Fifteen minutes later, the police, without any change in circumstances, find it necessary to batter down the door to execute their warrant. The police do not claim that they heard or observed any activity within the apartment which justified their use of this means of access. I conclude that this search violated the fourth amendment's prohibition against unreasonable searches and seizures. I therefore respectfully dissent,
" [Pjhysical entry of the home is the chief evil against which the wording of the Fourth Amendment is directed . . .." United States v. United States Dist. Court, 407 U.S. 297, 313 (1972). "[R]igid restrictions upon unannounced entries are essential if the Fourth Amendment's prohibition against invasion of the security and privacy of the home is to have any meaning." Ker v.

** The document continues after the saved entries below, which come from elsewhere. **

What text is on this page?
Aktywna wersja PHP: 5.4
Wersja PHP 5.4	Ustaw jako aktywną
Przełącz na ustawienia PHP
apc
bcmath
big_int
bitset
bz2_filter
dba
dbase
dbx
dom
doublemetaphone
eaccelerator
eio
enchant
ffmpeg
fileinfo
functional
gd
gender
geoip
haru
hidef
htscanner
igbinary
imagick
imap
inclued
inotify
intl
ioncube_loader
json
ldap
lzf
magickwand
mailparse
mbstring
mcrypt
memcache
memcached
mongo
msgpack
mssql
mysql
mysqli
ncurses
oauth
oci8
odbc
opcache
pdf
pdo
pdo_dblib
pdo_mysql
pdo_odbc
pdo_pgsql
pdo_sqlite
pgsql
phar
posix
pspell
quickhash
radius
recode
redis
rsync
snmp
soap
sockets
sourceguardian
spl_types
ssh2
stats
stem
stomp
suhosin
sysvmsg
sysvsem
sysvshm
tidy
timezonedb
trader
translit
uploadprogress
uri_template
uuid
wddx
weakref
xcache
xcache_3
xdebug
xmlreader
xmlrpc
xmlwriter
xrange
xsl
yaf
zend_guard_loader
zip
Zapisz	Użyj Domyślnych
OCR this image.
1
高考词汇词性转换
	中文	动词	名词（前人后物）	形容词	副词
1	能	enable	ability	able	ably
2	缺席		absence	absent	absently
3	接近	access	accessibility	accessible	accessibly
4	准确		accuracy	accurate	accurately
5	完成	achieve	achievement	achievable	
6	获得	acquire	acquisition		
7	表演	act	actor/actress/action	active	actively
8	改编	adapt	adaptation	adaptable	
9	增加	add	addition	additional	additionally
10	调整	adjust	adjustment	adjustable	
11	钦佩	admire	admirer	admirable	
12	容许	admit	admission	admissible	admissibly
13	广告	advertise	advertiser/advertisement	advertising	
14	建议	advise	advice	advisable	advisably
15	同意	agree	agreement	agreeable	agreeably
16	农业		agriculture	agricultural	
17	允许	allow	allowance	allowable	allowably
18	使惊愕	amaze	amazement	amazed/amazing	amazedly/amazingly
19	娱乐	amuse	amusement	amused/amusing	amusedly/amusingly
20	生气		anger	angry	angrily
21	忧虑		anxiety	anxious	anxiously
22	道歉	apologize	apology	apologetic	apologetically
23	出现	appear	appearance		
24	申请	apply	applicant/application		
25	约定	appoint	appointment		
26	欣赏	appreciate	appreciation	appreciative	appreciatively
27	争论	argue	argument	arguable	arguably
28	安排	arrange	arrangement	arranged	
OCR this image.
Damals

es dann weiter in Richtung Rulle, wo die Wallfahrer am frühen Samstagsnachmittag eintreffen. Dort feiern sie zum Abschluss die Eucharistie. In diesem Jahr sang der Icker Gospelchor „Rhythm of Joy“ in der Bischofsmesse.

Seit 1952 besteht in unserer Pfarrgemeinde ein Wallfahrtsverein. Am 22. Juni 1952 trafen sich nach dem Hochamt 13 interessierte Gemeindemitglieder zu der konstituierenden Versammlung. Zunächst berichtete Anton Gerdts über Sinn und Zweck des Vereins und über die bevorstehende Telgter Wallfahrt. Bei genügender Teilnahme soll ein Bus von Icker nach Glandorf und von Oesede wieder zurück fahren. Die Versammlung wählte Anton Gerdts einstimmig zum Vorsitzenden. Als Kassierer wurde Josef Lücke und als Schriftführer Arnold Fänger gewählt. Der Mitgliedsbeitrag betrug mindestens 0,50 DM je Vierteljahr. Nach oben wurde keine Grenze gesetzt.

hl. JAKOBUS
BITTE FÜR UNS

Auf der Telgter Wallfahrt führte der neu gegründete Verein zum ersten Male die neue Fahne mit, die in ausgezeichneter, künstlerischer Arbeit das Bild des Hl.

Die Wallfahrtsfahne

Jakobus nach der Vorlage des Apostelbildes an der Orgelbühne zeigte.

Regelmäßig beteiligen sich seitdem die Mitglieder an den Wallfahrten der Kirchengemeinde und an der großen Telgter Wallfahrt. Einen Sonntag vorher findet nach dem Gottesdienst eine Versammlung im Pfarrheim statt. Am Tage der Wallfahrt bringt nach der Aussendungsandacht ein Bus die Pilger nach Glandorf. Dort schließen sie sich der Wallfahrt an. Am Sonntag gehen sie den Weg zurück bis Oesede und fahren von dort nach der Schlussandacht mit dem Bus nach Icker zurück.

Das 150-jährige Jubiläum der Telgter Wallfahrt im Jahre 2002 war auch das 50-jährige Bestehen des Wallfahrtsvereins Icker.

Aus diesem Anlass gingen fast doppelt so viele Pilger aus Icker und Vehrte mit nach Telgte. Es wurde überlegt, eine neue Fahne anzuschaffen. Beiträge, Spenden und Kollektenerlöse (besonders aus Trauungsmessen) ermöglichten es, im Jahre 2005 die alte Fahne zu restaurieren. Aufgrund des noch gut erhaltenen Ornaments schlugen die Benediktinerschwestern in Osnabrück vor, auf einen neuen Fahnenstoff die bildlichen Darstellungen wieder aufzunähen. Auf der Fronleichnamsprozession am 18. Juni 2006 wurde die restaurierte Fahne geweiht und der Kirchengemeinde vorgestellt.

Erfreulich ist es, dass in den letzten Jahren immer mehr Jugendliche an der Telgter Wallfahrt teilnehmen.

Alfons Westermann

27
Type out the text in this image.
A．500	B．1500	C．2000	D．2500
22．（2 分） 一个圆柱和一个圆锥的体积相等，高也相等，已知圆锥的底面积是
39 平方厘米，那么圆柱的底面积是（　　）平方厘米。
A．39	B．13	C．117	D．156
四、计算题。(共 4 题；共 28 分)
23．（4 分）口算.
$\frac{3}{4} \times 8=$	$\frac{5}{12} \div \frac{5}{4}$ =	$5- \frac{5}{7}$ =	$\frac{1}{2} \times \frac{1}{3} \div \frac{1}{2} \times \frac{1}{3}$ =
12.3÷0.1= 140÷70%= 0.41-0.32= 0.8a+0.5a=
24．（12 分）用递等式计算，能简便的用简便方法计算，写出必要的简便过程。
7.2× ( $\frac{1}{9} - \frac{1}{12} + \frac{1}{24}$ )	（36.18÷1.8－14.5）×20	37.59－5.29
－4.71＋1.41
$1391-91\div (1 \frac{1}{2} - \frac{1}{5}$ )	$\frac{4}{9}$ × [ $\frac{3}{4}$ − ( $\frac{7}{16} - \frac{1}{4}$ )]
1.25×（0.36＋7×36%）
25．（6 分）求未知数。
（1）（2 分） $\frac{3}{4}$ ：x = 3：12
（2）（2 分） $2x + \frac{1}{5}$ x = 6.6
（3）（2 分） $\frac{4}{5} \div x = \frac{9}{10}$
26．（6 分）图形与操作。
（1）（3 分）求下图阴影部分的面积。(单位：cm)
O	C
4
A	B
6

California, 374 U.S. 23, 53 (1963) (Brennan, J., writing separate opinion for four members of the court).
The court recognizes that in the execution of a search warrant, police officers must announce themselves and their purpose and, "except under special circumstances, allow time for the door to be opened." State v. Long, 163 Wis. 2d 261, 265-66, 471 N.W.2d 248, 250 (Ct. App. 1991) (emphasis added). However, the court does not find any "special circumstances" which justi*53fied the police in battering in the porch door to obtain access to the apartment and in failing to announce their purpose. Our decision today signals a regression to the time when George Ill's revenue agents answered to no one when they breached the doors of the colonists' homes. I refuse to join in that regression.